While Pennetta needed just an hour to beat her semifinal opponent, second-seed Simona Halep, on Friday, Vinci spent a lot of physical and emotional energy to shock Serena Williams in three-sets, and it looked as if Pennetta was the fresher player on the court on Saturday.

The two exchanged breaks midway through the first set and Pennetta would go on to take it in a tie-breaker.

She came out in the second set and looked to shut the door immediately. The 33-year-old Pennetta in Vinci’s first two service games, and even after Vinci got one of those breaks back, Pennetta captured the first Grand Slam of her career by breaking at 5-2.

”It was not easy to play today with one of your best friends in the tour, with one you know for a long time,” said Pennetta. “There was a lot of emotion. It’s not easy to handle everything. But I’m really happy, because the first set was really tough. In the second, I started to play a little bit better so I’m really proud of everything this week.”

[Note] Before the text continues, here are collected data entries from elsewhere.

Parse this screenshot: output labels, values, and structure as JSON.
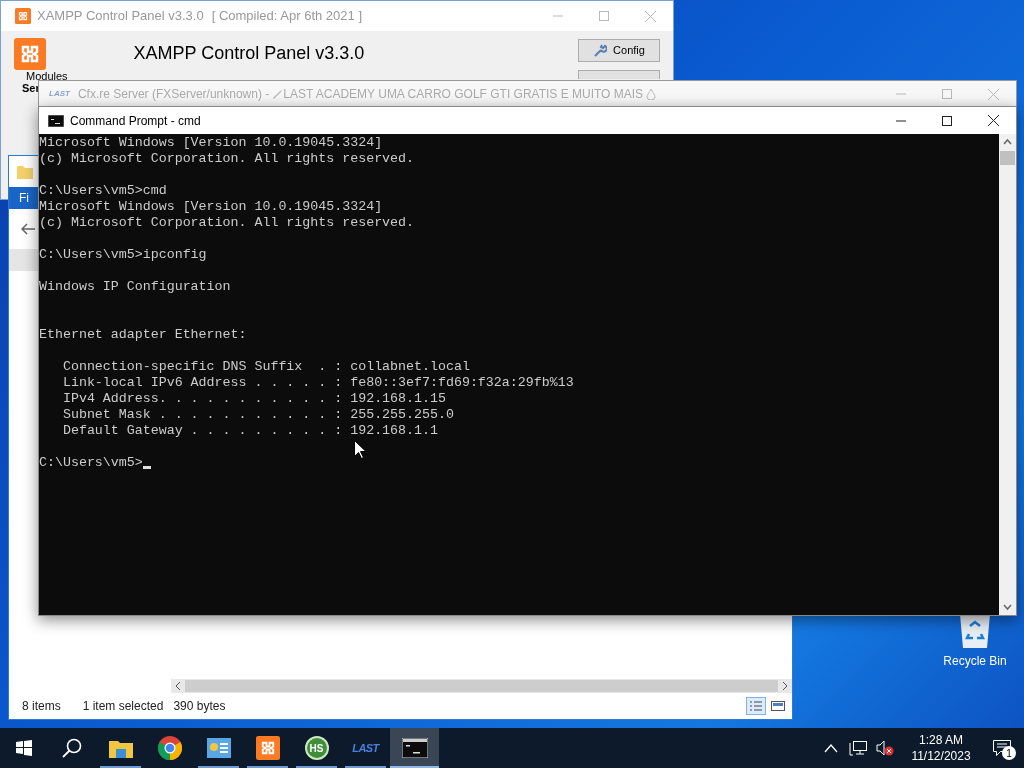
{
  "xampp": {
    "title": "XAMPP Control Panel v3.3.0",
    "compiled": "[ Compiled: Apr 6th 2021 ]",
    "heading": "XAMPP Control Panel v3.3.0",
    "config_button": "Config",
    "modules_label": "Modules",
    "column_1": "Ser"
  },
  "explorer": {
    "tab": "Fi",
    "status": [
      "8 items",
      "1 item selected",
      "390 bytes"
    ]
  },
  "fxserver": {
    "logo": "LAST",
    "title": "Cfx.re Server (FXServer/unknown) - ",
    "title_rest": "LAST ACADEMY UMA CARRO GOLF GTI GRATIS E MUITO MAIS"
  },
  "cmd": {
    "title": "Command Prompt - cmd",
    "lines": [
      {
        "kind": "text",
        "text": "Microsoft Windows [Version 10.0.19045.3324]"
      },
      {
        "kind": "text",
        "text": "(c) Microsoft Corporation. All rights reserved."
      },
      {
        "kind": "blank"
      },
      {
        "kind": "text",
        "text": "C:\\Users\\vm5>cmd"
      },
      {
        "kind": "text",
        "text": "Microsoft Windows [Version 10.0.19045.3324]"
      },
      {
        "kind": "text",
        "text": "(c) Microsoft Corporation. All rights reserved."
      },
      {
        "kind": "blank"
      },
      {
        "kind": "text",
        "text": "C:\\Users\\vm5>ipconfig"
      },
      {
        "kind": "blank"
      },
      {
        "kind": "text",
        "text": "Windows IP Configuration"
      },
      {
        "kind": "blank"
      },
      {
        "kind": "blank"
      },
      {
        "kind": "text",
        "text": "Ethernet adapter Ethernet:"
      },
      {
        "kind": "blank"
      },
      {
        "kind": "text",
        "text": "   Connection-specific DNS Suffix  . : collabnet.local"
      },
      {
        "kind": "text",
        "text": "   Link-local IPv6 Address . . . . . : fe80::3ef7:fd69:f32a:29fb%13"
      },
      {
        "kind": "text",
        "text": "   IPv4 Address. . . . . . . . . . . : 192.168.1.15"
      },
      {
        "kind": "text",
        "text": "   Subnet Mask . . . . . . . . . . . : 255.255.255.0"
      },
      {
        "kind": "text",
        "text": "   Default Gateway . . . . . . . . . : 192.168.1.1"
      },
      {
        "kind": "blank"
      },
      {
        "kind": "prompt",
        "text": "C:\\Users\\vm5>"
      }
    ]
  },
  "desktop": {
    "recycle_bin": "Recycle Bin"
  },
  "taskbar": {
    "items": [
      {
        "kind": "explorer",
        "running": true,
        "selected": false
      },
      {
        "kind": "chrome",
        "running": false,
        "selected": false
      },
      {
        "kind": "dashboard",
        "running": true,
        "selected": false
      },
      {
        "kind": "xampp",
        "running": true,
        "selected": false
      },
      {
        "kind": "badge",
        "label": "HS",
        "running": true,
        "selected": false
      },
      {
        "kind": "wordmark",
        "label": "LAST",
        "running": true,
        "selected": false
      },
      {
        "kind": "console",
        "running": true,
        "selected": true
      }
    ],
    "time": "1:28 AM",
    "date": "11/12/2023",
    "notifications": "1"
  }
}
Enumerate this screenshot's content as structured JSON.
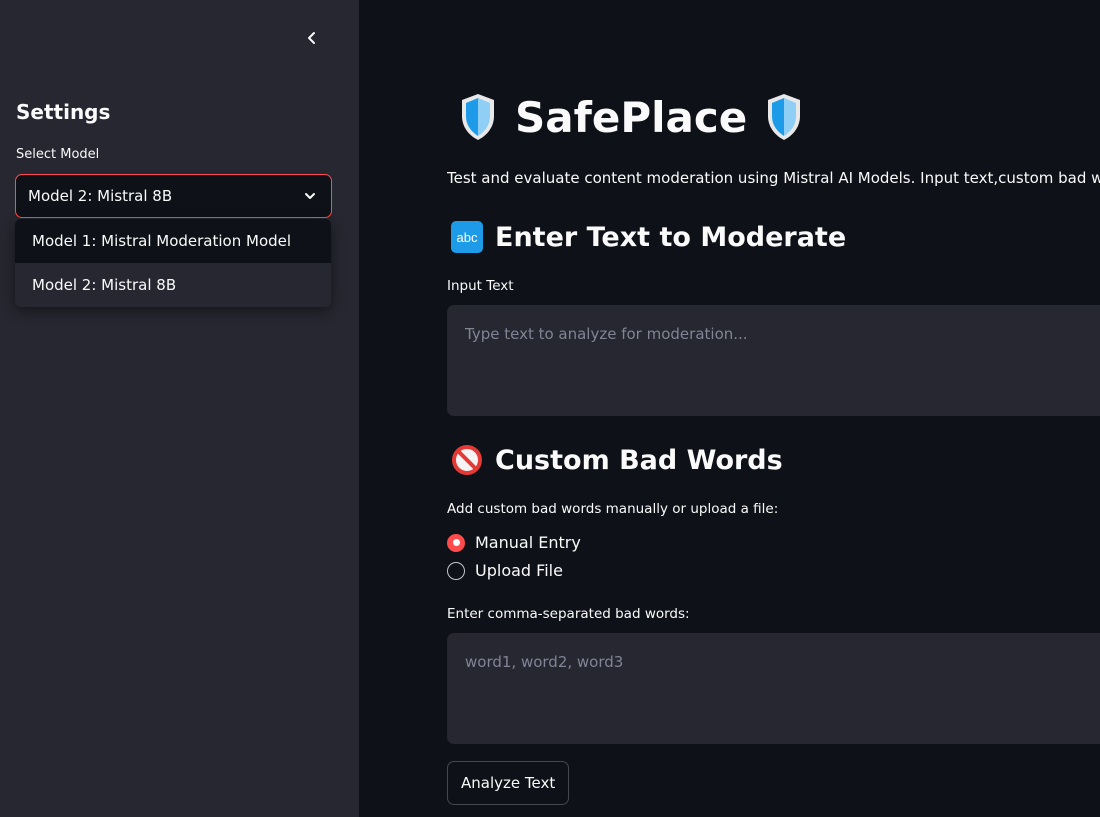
{
  "sidebar": {
    "collapse_icon": "chevron-left-icon",
    "title": "Settings",
    "select_label": "Select Model",
    "selected_value": "Model 2: Mistral 8B",
    "options": [
      "Model 1: Mistral Moderation Model",
      "Model 2: Mistral 8B"
    ]
  },
  "main": {
    "title": "SafePlace",
    "title_icon": "shield-icon",
    "description": "Test and evaluate content moderation using Mistral AI Models. Input text,custom bad words",
    "section1": {
      "icon": "abc-icon",
      "icon_text": "abc",
      "heading": "Enter Text to Moderate",
      "input_label": "Input Text",
      "input_placeholder": "Type text to analyze for moderation..."
    },
    "section2": {
      "icon": "prohibited-icon",
      "heading": "Custom Bad Words",
      "radio_label": "Add custom bad words manually or upload a file:",
      "radio_options": [
        "Manual Entry",
        "Upload File"
      ],
      "selected_radio": "Manual Entry",
      "words_label": "Enter comma-separated bad words:",
      "words_placeholder": "word1, word2, word3"
    },
    "analyze_button": "Analyze Text"
  },
  "colors": {
    "accent": "#ff4b4b",
    "background": "#0e1117",
    "sidebar": "#262730",
    "shield_blue": "#1e9be8"
  }
}
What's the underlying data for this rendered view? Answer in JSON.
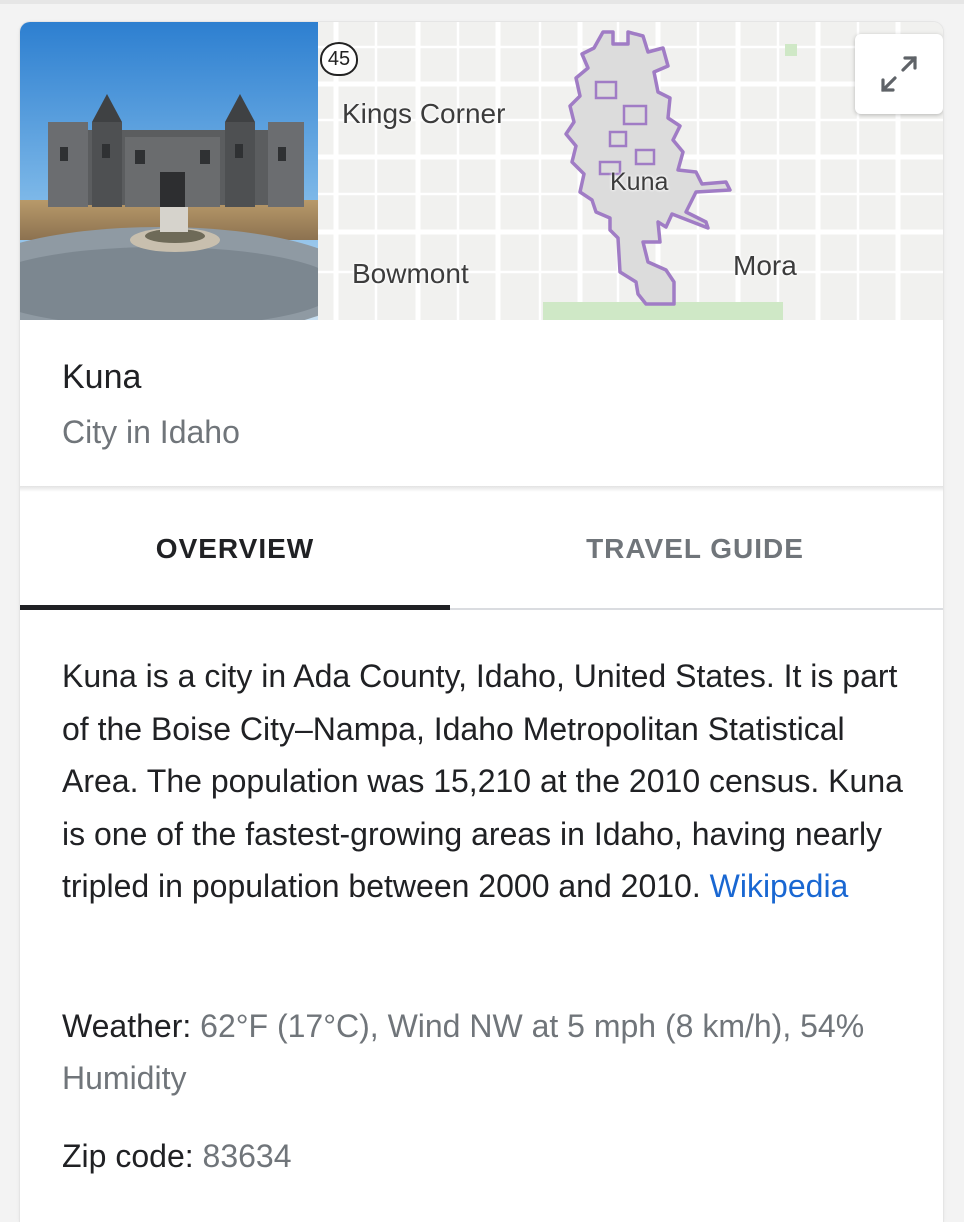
{
  "map": {
    "route_number": "45",
    "labels": {
      "kings_corner": "Kings Corner",
      "kuna": "Kuna",
      "bowmont": "Bowmont",
      "mora": "Mora"
    }
  },
  "entity": {
    "title": "Kuna",
    "subtitle": "City in Idaho"
  },
  "tabs": [
    {
      "label": "OVERVIEW",
      "selected": true
    },
    {
      "label": "TRAVEL GUIDE",
      "selected": false
    }
  ],
  "overview": {
    "description": "Kuna is a city in Ada County, Idaho, United States. It is part of the Boise City–Nampa, Idaho Metropolitan Statistical Area. The population was 15,210 at the 2010 census. Kuna is one of the fastest-growing areas in Idaho, having nearly tripled in population between 2000 and 2010.",
    "source_link": "Wikipedia"
  },
  "facts": {
    "weather_label": "Weather:",
    "weather_value": "62°F (17°C), Wind NW at 5 mph (8 km/h), 54% Humidity",
    "zip_label": "Zip code:",
    "zip_value": "83634"
  },
  "colors": {
    "link": "#1967d2",
    "boundary": "#a07cc5",
    "tab_active": "#202124",
    "tab_inactive": "#70757a"
  },
  "icons": {
    "expand": "expand-arrows-icon"
  }
}
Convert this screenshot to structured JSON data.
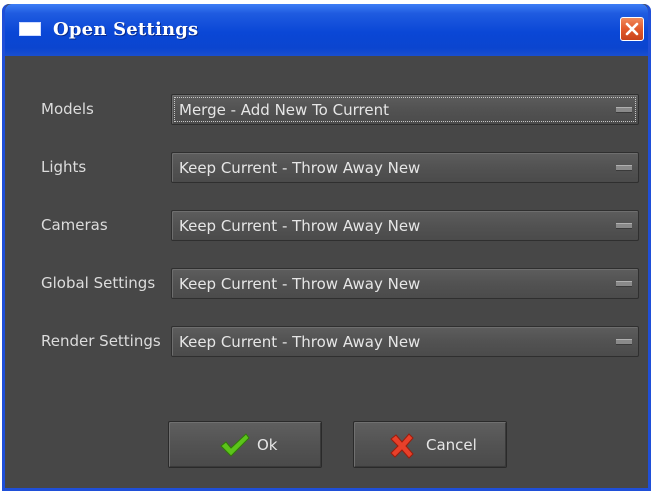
{
  "window": {
    "title": "Open Settings",
    "title_icon": "window-icon",
    "close_icon": "close-icon"
  },
  "settings": [
    {
      "label": "Models",
      "value": "Merge - Add New To Current"
    },
    {
      "label": "Lights",
      "value": "Keep Current - Throw Away New"
    },
    {
      "label": "Cameras",
      "value": "Keep Current - Throw Away New"
    },
    {
      "label": "Global Settings",
      "value": "Keep Current - Throw Away New"
    },
    {
      "label": "Render Settings",
      "value": "Keep Current - Throw Away New"
    }
  ],
  "buttons": {
    "ok": {
      "label": "Ok",
      "icon": "checkmark-icon",
      "color": "#5cc41a"
    },
    "cancel": {
      "label": "Cancel",
      "icon": "x-mark-icon",
      "color": "#e8402a"
    }
  },
  "colors": {
    "titlebar": "#0a47d6",
    "dialog_bg": "#474747"
  }
}
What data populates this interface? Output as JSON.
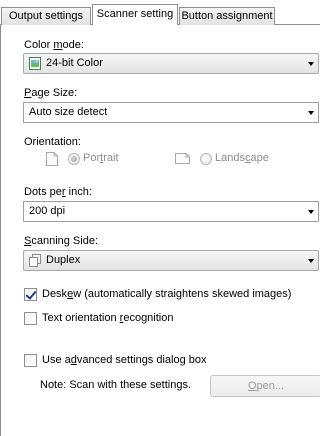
{
  "tabs": [
    {
      "label": "Output settings"
    },
    {
      "label": "Scanner setting"
    },
    {
      "label": "Button assignment"
    }
  ],
  "color_mode": {
    "label_pre": "Color ",
    "label_u": "m",
    "label_post": "ode:",
    "value": "24-bit Color"
  },
  "page_size": {
    "label_u": "P",
    "label_post": "age Size:",
    "value": "Auto size detect"
  },
  "orientation": {
    "label": "Orientation:",
    "portrait_pre": "Por",
    "portrait_u": "t",
    "portrait_post": "rait",
    "landscape_pre": "Lands",
    "landscape_u": "c",
    "landscape_post": "ape",
    "selected": "Portrait"
  },
  "dpi": {
    "label_pre": "Dots pe",
    "label_u": "r",
    "label_post": " inch:",
    "value": "200 dpi"
  },
  "scanning_side": {
    "label_u": "S",
    "label_post": "canning Side:",
    "value": "Duplex"
  },
  "deskew": {
    "label_pre": "Desk",
    "label_u": "e",
    "label_post": "w (automatically straightens skewed images)",
    "checked": true
  },
  "text_orientation": {
    "label_pre": "Text orientation ",
    "label_u": "r",
    "label_post": "ecognition",
    "checked": false
  },
  "advanced": {
    "label_pre": "Use a",
    "label_u": "d",
    "label_post": "vanced settings dialog box",
    "checked": false
  },
  "note": "Note: Scan with these settings.",
  "open_button": {
    "label_u": "O",
    "label_post": "pen..."
  }
}
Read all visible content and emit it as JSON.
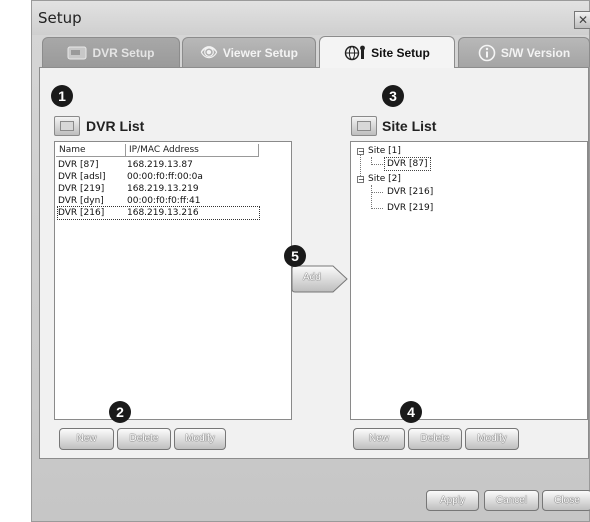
{
  "window": {
    "title": "Setup",
    "close_glyph": "✕"
  },
  "tabs": [
    {
      "label": "DVR Setup",
      "icon": "dvr-icon"
    },
    {
      "label": "Viewer Setup",
      "icon": "eye-wrench-icon"
    },
    {
      "label": "Site Setup",
      "icon": "globe-wrench-icon"
    },
    {
      "label": "S/W Version",
      "icon": "info-icon"
    }
  ],
  "callouts": [
    "1",
    "2",
    "3",
    "4",
    "5"
  ],
  "dvr_list": {
    "title": "DVR List",
    "columns": [
      "Name",
      "IP/MAC Address"
    ],
    "rows": [
      {
        "name": "DVR [87]",
        "address": "168.219.13.87"
      },
      {
        "name": "DVR [adsl]",
        "address": "00:00:f0:ff:00:0a"
      },
      {
        "name": "DVR [219]",
        "address": "168.219.13.219"
      },
      {
        "name": "DVR [dyn]",
        "address": "00:00:f0:f0:ff:41"
      },
      {
        "name": "DVR [216]",
        "address": "168.219.13.216"
      }
    ],
    "buttons": {
      "new": "New",
      "delete": "Delete",
      "modify": "Modify"
    }
  },
  "site_list": {
    "title": "Site List",
    "tree": [
      {
        "label": "Site [1]",
        "children": [
          "DVR [87]"
        ]
      },
      {
        "label": "Site [2]",
        "children": [
          "DVR [216]",
          "DVR [219]"
        ]
      }
    ],
    "buttons": {
      "new": "New",
      "delete": "Delete",
      "modify": "Modify"
    }
  },
  "add_button": "Add",
  "footer": {
    "apply": "Apply",
    "cancel": "Cancel",
    "close": "Close"
  }
}
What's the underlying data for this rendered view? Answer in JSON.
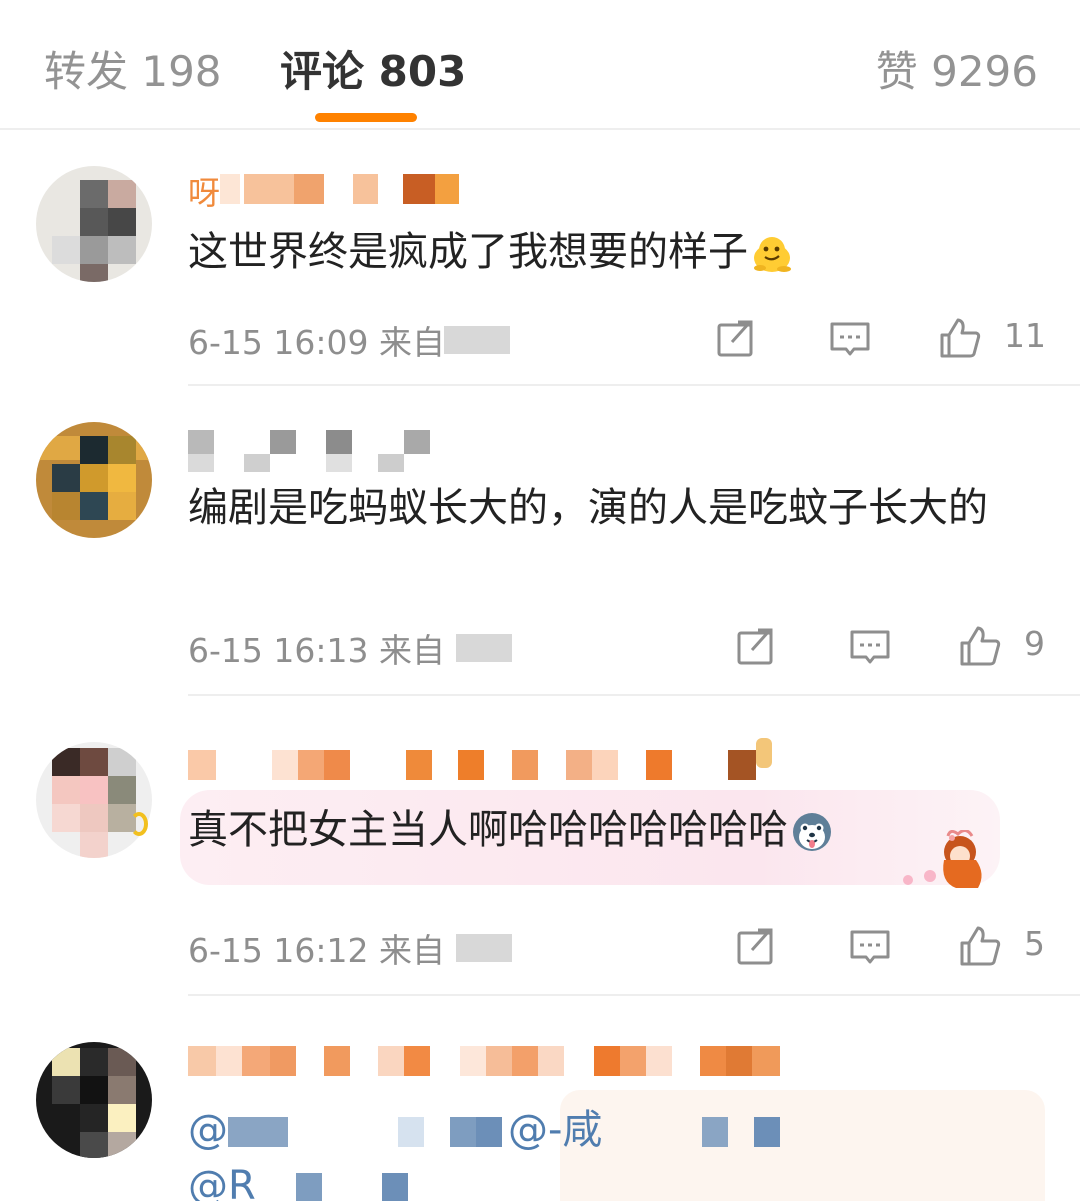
{
  "tabs": {
    "repost": "转发 198",
    "comments": "评论 803",
    "likes": "赞 9296"
  },
  "comments": [
    {
      "name_visible": "呀",
      "text": "这世界终是疯成了我想要的样子",
      "emoji": "melting-face-emoji",
      "time": "6-15 16:09",
      "source_label": "来自",
      "likes": "11"
    },
    {
      "name_visible": "",
      "text": "编剧是吃蚂蚁长大的，演的人是吃蚊子长大的",
      "emoji": "",
      "time": "6-15 16:13",
      "source_label": "来自",
      "likes": "9"
    },
    {
      "name_visible": "",
      "text": "真不把女主当人啊哈哈哈哈哈哈哈",
      "emoji": "husky-emoji",
      "time": "6-15 16:12",
      "source_label": "来自",
      "likes": "5"
    },
    {
      "name_visible": "",
      "text_parts": [
        "@",
        "@-咸",
        "@R"
      ],
      "emoji": "",
      "time": "",
      "source_label": "",
      "likes": ""
    }
  ],
  "icons": {
    "repost": "share-icon",
    "comment": "comment-icon",
    "like": "thumbs-up-icon"
  },
  "colors": {
    "tab_active_underline": "#ff8200",
    "mention": "#507daf",
    "meta_gray": "#8e8e8e"
  }
}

Pennetta fired 28 winners to just 22 unforced errors. She broke Vinci four times while winning 69 percent of her first serves.

“I was tired … especially in the first set,” said Vinci. “I think she played better. She was more solid than me and she played with a much better backhand and served better than me today.

Following the match, Pennetta announced her retirement from the WTA Tour at the end of 2015.

“Ah, why,” she said when pressed on why she was retiring. “Because sometimes it's getting hard for me to compete. This is the important point. When you are in the court, when you have to play 24 weeks in the year, you have to fight every week. And if you don't fight every week in the same way I did today, it's going to be bad. And I don't feel to have this power anymore sometimes .So this is the perfect moment, I think. Was a really hard decision to make, but I'm really happy that I did it. I'm really happy and proud of myself.”

Pennetta said she made the decision to retire in Toronto for the Rogers Cup, and said she would not rule out playing in the end of the year finals in Singapore.

We spend four years or three years in a house together in the same room in Rome in the Italian Federation.

“We know each other really well,” said Pennetta of Vinci. The two roomed together for three years while part of the Italian Federation. “We have so many things in our life happening together. It's funny to be here today, because we played our first match when we were nine-years-old in Brindisi, in my country club. So today was a really big day for both of us.”